Santos has declared itself to be on track to produce Australia’s first commercial shale gas after its Moomba-191 shale gas well in the Cooper Basin licence PPL 7 flowed at a stabilised rate of 2.6 MMcfg/d for more than two weeks. Activity in Australia’s shale and tight gas sector has seen increased investment by international majors in recent months but while some, like Beach Energy, have established flow rates from their unconventional gas wells, none has announced plans to put the wells into production. Santos’ move to connect Australia’s first commercial shale gas well to existing gas infrastructure therefore marks a significant milestone of game-changing proportions.
Analysts believe the result has given Australia’s security of energy supply a significant boost, as until Moomba-191 the shale potential of the Cooper Basin was just that – potential; even though the basin has been producing ‘conventional’ gas from reservoirs above and below the shale tapped in this well for over 40 years. According to GeoScience Australia, the nation’s total identified gas resources, excluding shale gas, are around 392 Tcf. Shale gas resources are estimated to be as much again, at around 400 Tcf.
The Cooper Basin, in a remote desert region of central Australia, is sparsely populated, so shale gas development projects are unlikely to face the same level of opposition from affected communities and competing land-users felt elsewhere. Horizontal drilling and extensive fracturing trials are planned for the period to end 2013.
The range of Australia’s unconventional resources has attracted the likes of ConocoPhillips, BG and other major players, a move that has signalled to some that maybe another unconventional gas boom is on the cards. For the moment, however, it is the domestic players that are leading the way on shale gas, none more so than Beach Energy. The company has drilled two wells in PEL 218 – Encounter-1, which spudded in late 2010, followed closely by Holdfast-1, both located in the deepest part of the Nappamerri Trough – and seeking a reasonable shale thickness in the Roseneath-Epsilon-Murteree (REM) sequence and a decent flow rate of gas. The results showed that not just the shales of the REM sequences were gas-saturated, over-pressured and thicker than first thought, but also that the sandstones and other lithologies located above and below the target shales were gas-saturated.

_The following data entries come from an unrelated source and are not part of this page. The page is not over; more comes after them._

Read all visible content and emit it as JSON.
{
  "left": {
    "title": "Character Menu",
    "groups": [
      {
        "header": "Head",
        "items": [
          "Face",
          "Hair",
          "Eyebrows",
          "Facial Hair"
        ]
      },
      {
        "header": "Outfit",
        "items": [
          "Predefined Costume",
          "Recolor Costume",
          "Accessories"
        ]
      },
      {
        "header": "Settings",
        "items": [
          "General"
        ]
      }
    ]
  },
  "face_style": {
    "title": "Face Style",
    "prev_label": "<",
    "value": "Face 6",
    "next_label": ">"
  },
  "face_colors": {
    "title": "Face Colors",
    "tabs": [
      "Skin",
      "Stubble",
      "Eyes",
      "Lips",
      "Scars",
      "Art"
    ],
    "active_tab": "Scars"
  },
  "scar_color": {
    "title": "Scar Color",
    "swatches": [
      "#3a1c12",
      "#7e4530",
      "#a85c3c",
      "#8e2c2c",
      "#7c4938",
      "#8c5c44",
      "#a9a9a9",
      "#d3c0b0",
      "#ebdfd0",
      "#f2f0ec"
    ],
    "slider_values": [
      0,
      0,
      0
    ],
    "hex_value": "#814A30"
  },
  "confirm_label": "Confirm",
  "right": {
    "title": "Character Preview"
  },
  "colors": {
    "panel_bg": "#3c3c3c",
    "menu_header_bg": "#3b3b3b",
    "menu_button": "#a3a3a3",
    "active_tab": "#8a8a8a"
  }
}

Beach booked a 2 Tcf contingent shale gas resource after drilling these two vertical wells, a result that changed the outlook for the development of this unconventional opportunity entirely. Further analysis by the company has suggested the potential for at least 15–20 Tcf of gas in terms of 2P resources within PEL 218, something it intends to assess by drilling at least five vertical exploration wells. Moonta-1, the first unconventional vertical well of the 2012 shale and basin-centred gas programme, was drilled to the base of the Patchawarra Formation to a depth of 3,810m. Logs indicated gas saturation over more than 1,000m of the Permian target zone (Toolachee Formation to the base of the Patchawarra Formation). Streaky-1, the second well in the unconventional programme, reached a total depth at 3,821m with cores taken in the Epsilon and Patchawarra sections. Both wells are expected to be fracture stimulated in late third quarter 2012.

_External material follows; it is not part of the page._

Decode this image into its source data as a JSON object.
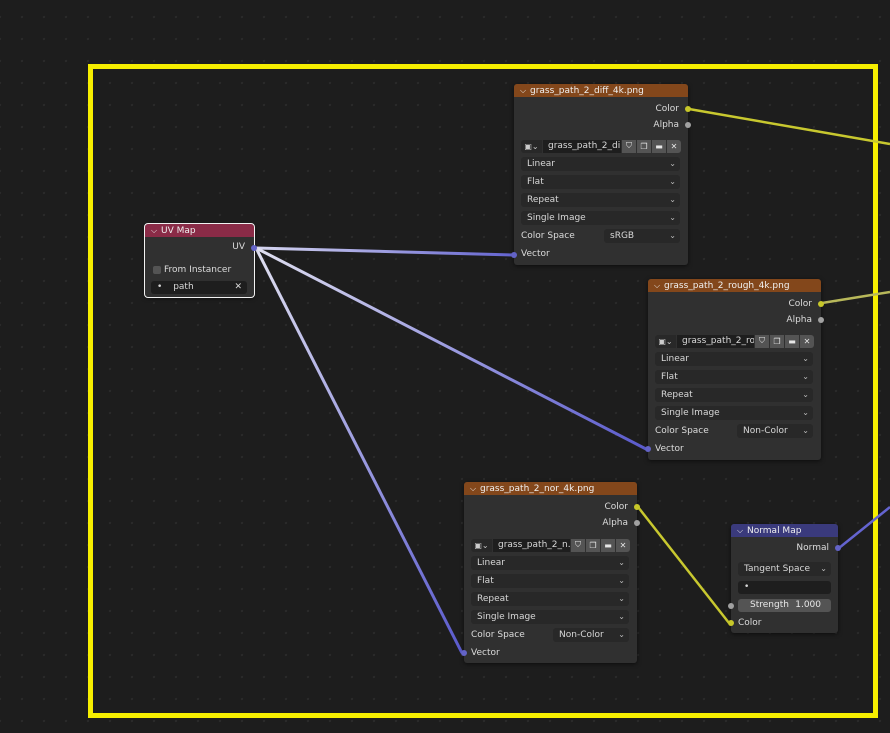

Beach also has a 60% stake in adjacent block ATP 855P where on 4 August 2012 with partner Icon Energy, it spudded Halifax-1, a vertical exploration well evaluating the shale gas and basin-centred gas potential in the REM and Patchawarra Formation intervals within the Queensland portion of the Nappamerri Trough. The well is located approximately 12 km north-east of Encounter-1 and has a planned total depth of 4,130m. Icon reported that at 2,670m Halifax-1 intersected an interval of sandstone with elevated gas values in the Nappamerri Formation, approximately 530m above the primary target, where a 7m interval flowed around 0.2 MMcf/d on test. The potential of the zone as a secondary target will be evaluated further at the conclusion of the well.
Ultimately the development of shale gas will come down to cost and whether it can compete as it is more expensive than gas from conventional reservoirs and gas produced from coal-beds. At current eastern state gas prices, Cooper Basin shale gas is not a viable economic business, except where the wells are close to existing facilities, as is the case with Moomba-191, just 350m from existing gas-gathering infrastructure and some 770 km north of Adelaide.